3. Annealing process monitoring
o Temperature system: Formulate a reasonable annealing temperature curve to gradually cool the glass and eliminate internal stress. According to factors such as glass thickness and composition, the temperature of each section of the annealing kiln is precisely controlled. For example, thick glass should cool down more slowly than thin glass.
o Stress testing: Use a stress gauge to regularly inspect glass sectionsstress and surface stress, ensuring that the stress value is within the allowable range. If the stress is too large, the glass is prone to cracking during subsequent processing or use. According to the stress test results, the annealing process parameters are adjusted.
3. Finished product testing
1. Appearance inspection
o Dimensional specifications: Use calipers, tape measures, and other tools to measure the length, width, and thickness of the glass to ensure that it meets the dimensional tolerance range specified by the product standard. Note that the measuring tool should be calibrated regularly or every shift to prevent excessive deviations from causing dimensional errors.
o Surface defects: through manual visual inspection,Automated inspection equipment to check the presence of glass surfacesbubbles, stones, scratches, pockmarks and other defects. For different uses of glass, the degree of tolerance for surface defects is different, such as the surface defect standards of architectural glass and electronic glass are quite different.
2. Performance testing
o Optical performance: detect the optical indicators such as light transmittance, reflectance, and color of the glass. Use spectrophotometers and other instruments for accurate measurement to ensure that the optical properties of the glass meet the requirements of use, such as architectural lighting glass needs to have high light transmittance.

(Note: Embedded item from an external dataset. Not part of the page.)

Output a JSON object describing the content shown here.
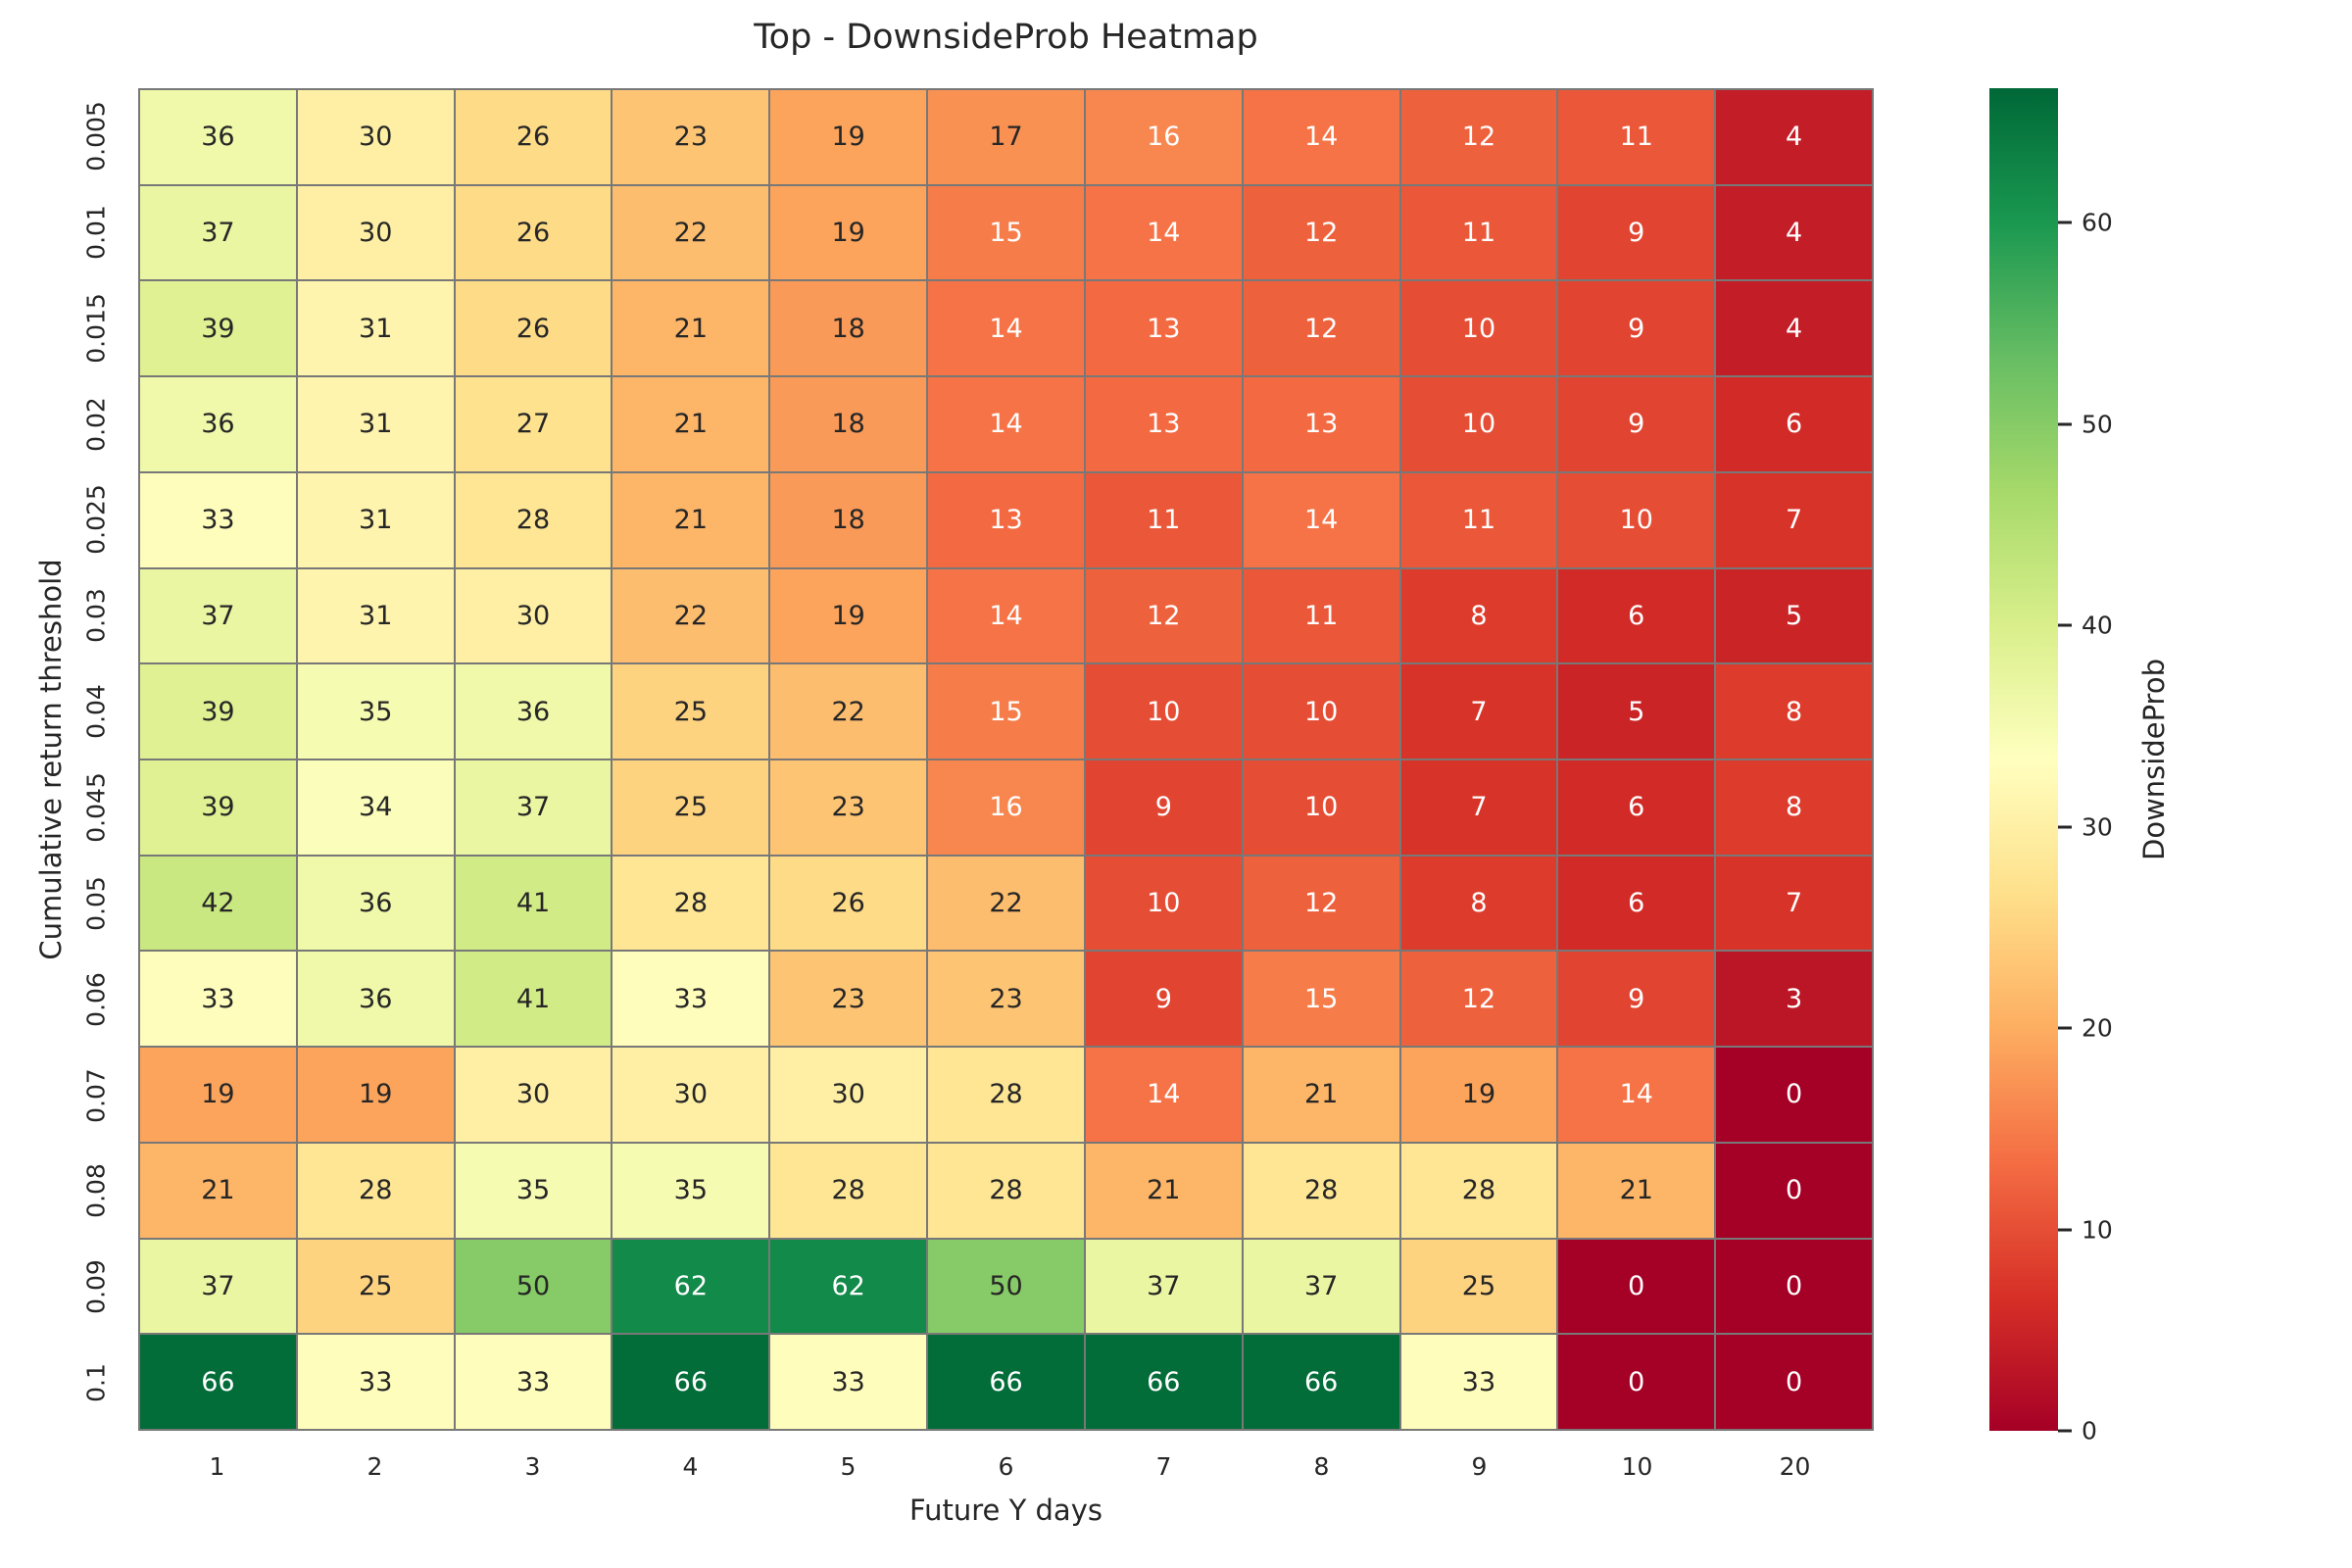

o Mechanical properties: The mechanical strength of the glass is tested through impact test, flexural strength test and other methods. Understand the performance of glass when subjected to external forces to ensure its safety and reliability in actual use.
4. Quality improvement
1. Data collection and analysis: Establish a complete quality data collection system, covering raw materials, production process parameters, finished product testing results and other data. Use statistical analysis methods, such as control charts, causal charts, etc., to find out the causes and laws of mass fluctuations. For example, key parameters in the production process are monitored through control charts to detect abnormal fluctuations in time; Use causal diagrams to analyze the potential factors of defects in finished products.
2. Continuous improvement measures: Formulate targeted improvement measures based on data analysis results. for quality problems caused by equipment failure, timely repair or update equipment; Due to the quality fluctuation caused by unreasonable process parameters, the process parameters should be optimized. Regularly evaluate the effect of improvement measures to form a closed-loop management of quality improvement. At the same time, employees are encouraged to put forward quality improvement suggestions, reward effective suggestions, and create a good atmosphere for all employees to participate in quality improvement.